My wiki | Site / WhyDidMyRunCrash

Option 1: The forces on the atoms became too large to be stored in output.

You can know if this happened by looking at the run information outfile specified in the SBATCH header (--output). Look for this line:

   cudaMemcpy GpuBuffer::Download failed an illegal memory access was encountered

If this occurs occasionally, another replicate can be run to replace the experiment. If this occurs repeatedly, it is likely something went on earlier on in the process.

Option 2: A GPU was lost between Amber calls.

You can know if this happened by looking at the energy information outfile specified in the call to Amber (-o filename.out). The job will have terminated right after reading the input file with the lines:

 
   Note: ig = -1. Setting random seed to    14899 based on wallclock time in 
         microseconds.
   | irandom = 1, using AMBER's internal random number generator (default).

If this occurs, the job can simply be restarted at the point where the GPU was lost. Simply comment out calls to Amber that completed in your original job script and resubmit. For example, if the job was supposed to run experiments 1-4 and the GPU was lost between experiment 2 heat and experiment 2 equilibration, you can comment out everything before experiment 2 equilibration.

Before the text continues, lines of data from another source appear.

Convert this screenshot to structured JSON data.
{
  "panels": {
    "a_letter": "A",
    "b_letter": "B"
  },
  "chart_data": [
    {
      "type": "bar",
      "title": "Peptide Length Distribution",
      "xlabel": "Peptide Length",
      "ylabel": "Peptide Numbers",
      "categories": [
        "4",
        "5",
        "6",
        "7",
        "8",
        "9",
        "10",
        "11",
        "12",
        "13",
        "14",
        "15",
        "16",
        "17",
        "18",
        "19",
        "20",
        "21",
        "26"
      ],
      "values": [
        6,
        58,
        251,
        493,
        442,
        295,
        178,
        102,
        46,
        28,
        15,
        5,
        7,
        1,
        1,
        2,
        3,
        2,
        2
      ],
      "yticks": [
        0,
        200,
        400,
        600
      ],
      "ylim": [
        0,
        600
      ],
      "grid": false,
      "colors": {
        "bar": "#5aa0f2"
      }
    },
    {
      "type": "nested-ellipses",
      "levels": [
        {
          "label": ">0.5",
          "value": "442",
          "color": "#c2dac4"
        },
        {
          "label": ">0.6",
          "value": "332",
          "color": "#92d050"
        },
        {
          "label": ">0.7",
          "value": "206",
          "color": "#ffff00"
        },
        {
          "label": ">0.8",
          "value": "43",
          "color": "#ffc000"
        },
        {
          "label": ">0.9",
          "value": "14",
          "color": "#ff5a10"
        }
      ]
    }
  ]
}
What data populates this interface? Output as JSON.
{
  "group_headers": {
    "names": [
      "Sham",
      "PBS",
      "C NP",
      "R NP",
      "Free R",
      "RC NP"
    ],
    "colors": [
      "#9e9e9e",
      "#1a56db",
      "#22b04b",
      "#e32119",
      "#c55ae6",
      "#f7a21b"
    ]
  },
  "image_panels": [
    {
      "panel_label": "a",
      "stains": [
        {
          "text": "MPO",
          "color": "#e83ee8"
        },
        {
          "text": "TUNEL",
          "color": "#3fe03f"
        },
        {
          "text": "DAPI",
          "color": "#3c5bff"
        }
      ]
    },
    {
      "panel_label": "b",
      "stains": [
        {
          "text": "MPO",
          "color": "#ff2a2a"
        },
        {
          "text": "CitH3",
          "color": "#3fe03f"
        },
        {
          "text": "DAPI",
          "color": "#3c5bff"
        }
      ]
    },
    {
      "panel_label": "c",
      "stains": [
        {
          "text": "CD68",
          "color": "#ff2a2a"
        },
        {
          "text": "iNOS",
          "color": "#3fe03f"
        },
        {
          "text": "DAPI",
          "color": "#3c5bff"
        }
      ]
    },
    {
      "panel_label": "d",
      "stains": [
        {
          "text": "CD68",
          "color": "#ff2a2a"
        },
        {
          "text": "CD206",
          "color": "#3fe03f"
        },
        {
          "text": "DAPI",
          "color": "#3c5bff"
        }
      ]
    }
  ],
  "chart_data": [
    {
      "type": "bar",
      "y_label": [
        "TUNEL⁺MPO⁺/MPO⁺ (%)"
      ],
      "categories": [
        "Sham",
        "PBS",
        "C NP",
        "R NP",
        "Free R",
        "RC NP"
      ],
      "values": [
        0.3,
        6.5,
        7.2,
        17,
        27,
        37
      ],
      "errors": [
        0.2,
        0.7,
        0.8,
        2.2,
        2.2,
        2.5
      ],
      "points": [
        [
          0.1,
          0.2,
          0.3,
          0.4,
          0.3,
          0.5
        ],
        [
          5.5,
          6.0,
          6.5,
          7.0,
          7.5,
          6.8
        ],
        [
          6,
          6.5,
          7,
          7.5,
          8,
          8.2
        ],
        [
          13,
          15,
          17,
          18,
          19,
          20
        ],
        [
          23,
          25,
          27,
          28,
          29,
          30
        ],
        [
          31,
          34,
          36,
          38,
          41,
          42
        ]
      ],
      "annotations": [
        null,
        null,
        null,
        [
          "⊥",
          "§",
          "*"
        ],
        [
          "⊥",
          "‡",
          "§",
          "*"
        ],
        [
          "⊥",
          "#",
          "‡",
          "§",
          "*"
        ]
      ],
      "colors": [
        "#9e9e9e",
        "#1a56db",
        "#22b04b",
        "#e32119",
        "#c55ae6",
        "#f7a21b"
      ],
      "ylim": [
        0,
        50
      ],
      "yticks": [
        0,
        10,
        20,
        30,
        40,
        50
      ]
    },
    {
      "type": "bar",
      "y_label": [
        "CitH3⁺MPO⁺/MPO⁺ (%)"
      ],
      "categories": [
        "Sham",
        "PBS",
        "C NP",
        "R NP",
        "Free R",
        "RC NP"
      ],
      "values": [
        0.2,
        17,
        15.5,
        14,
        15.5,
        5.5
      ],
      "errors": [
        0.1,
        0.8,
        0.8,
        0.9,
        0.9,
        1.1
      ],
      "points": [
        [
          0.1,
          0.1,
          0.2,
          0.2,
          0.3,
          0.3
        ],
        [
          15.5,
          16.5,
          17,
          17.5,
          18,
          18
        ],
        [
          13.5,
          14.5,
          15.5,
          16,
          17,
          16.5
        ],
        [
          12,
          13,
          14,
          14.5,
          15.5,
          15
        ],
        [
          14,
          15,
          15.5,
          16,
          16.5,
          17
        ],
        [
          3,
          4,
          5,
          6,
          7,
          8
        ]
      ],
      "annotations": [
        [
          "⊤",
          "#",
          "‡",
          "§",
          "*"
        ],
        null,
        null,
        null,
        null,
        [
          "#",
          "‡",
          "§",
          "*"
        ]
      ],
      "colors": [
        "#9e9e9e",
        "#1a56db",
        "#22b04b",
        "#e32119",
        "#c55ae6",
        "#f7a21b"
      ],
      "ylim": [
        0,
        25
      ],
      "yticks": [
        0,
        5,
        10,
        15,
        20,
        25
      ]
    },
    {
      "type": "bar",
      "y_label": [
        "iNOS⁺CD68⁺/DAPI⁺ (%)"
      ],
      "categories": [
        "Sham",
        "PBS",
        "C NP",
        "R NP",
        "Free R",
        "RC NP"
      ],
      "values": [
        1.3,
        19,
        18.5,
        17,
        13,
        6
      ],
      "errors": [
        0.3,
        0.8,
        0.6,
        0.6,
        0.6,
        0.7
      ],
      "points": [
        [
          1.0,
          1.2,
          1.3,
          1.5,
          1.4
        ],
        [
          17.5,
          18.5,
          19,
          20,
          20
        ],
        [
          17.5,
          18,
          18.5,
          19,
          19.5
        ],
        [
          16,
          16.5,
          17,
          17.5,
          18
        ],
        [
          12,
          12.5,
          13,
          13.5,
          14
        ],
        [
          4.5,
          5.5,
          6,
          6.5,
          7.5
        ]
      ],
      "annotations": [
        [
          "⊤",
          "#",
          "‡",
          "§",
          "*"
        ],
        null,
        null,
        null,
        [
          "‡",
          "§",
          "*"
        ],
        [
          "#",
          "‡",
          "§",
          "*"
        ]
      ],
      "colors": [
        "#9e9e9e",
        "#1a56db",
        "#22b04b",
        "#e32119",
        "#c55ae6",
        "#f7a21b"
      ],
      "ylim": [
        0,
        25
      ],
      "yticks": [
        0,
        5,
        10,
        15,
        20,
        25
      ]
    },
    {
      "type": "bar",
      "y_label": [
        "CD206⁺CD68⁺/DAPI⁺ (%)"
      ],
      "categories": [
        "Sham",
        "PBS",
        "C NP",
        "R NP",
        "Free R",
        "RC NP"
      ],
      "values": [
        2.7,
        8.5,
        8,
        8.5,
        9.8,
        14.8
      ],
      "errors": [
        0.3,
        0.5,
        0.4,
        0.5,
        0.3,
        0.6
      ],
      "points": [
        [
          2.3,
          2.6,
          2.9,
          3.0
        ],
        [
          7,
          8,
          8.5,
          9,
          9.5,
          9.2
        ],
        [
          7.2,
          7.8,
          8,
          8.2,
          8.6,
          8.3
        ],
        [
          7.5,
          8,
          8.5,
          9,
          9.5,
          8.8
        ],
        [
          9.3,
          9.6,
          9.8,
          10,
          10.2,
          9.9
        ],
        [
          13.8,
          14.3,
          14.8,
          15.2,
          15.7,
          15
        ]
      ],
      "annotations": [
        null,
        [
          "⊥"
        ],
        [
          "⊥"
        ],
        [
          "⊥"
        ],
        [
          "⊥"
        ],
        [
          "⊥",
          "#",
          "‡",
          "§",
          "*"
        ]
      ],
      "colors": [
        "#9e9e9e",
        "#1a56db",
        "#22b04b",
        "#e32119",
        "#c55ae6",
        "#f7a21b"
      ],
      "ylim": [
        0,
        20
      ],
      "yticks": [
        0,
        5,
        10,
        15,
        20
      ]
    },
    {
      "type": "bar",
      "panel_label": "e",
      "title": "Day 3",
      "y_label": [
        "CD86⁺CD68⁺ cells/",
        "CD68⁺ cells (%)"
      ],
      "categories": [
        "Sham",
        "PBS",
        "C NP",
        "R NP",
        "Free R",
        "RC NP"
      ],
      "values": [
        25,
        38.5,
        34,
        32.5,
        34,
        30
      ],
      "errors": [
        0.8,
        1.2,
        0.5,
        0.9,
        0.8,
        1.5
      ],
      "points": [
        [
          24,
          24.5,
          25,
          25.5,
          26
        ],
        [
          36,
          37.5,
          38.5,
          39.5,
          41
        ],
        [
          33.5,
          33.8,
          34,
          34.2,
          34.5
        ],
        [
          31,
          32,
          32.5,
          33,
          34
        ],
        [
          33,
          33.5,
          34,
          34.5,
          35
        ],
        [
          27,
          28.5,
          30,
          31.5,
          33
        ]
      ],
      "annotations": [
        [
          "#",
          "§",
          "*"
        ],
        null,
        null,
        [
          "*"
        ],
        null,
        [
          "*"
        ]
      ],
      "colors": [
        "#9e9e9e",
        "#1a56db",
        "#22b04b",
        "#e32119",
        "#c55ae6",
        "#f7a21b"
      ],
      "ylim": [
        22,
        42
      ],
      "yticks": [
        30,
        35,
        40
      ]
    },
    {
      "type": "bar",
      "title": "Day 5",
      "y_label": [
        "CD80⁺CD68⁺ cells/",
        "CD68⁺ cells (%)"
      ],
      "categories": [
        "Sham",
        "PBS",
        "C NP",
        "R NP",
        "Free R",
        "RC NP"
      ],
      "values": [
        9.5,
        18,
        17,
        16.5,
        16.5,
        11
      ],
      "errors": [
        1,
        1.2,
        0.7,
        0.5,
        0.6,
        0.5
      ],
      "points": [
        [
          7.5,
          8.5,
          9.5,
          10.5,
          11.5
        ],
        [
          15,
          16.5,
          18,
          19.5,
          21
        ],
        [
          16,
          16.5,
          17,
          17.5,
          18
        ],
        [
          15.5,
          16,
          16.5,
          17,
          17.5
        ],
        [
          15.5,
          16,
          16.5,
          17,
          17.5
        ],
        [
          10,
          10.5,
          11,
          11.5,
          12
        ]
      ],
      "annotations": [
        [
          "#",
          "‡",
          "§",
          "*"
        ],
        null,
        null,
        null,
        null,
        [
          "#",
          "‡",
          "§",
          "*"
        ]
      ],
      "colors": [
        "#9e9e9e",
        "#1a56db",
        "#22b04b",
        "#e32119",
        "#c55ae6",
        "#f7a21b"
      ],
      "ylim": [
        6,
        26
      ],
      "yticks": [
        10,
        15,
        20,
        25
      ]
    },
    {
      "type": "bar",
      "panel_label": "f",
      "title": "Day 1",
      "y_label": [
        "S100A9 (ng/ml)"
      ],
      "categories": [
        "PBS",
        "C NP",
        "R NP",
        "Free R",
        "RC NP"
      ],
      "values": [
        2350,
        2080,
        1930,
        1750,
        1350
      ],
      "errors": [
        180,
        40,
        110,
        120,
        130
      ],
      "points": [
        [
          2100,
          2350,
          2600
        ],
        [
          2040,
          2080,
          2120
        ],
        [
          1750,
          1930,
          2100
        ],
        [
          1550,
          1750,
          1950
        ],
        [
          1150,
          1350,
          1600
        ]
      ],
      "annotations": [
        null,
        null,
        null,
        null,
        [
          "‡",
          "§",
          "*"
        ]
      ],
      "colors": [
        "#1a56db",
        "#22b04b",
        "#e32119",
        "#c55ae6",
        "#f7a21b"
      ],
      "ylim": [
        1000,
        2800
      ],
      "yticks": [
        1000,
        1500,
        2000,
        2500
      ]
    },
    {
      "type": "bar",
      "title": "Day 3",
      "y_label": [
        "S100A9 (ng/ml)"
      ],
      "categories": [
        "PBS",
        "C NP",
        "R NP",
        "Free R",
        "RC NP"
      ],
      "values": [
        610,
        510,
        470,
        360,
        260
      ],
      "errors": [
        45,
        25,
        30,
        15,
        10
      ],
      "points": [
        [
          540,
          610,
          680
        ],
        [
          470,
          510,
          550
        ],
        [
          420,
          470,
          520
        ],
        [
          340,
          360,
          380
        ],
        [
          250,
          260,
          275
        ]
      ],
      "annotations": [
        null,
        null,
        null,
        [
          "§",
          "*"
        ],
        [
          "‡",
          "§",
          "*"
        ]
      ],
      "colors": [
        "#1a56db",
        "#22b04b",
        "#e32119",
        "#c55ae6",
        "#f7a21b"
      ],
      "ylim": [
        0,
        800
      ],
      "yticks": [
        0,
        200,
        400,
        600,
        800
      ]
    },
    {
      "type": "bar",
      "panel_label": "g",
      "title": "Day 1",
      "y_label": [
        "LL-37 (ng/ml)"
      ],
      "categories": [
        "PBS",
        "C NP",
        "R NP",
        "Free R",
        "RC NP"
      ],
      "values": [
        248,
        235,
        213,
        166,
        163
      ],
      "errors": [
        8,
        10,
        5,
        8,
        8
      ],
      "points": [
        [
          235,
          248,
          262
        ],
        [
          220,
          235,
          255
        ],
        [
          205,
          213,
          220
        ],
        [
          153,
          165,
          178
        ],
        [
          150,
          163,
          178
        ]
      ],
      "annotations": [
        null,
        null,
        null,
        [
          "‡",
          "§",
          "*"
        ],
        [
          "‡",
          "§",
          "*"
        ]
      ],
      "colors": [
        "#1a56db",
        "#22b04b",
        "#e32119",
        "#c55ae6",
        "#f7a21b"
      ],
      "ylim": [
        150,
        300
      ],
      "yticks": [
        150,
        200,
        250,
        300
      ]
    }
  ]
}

Option 3: A GPU was lost during the job.

There is no easy way to check for this but if you don't see either of the two outputs above, you can assume your GPU was lost in the middle of the job. Sometimes an entire compute node has an error, which can be seen as multiple jobs on the same node terminating around the same time. If you suspect this has occurred, you can simply comment out parts of the job that have already completed and resubmit the script (see option 2). One common scenario where this happens is during power outages.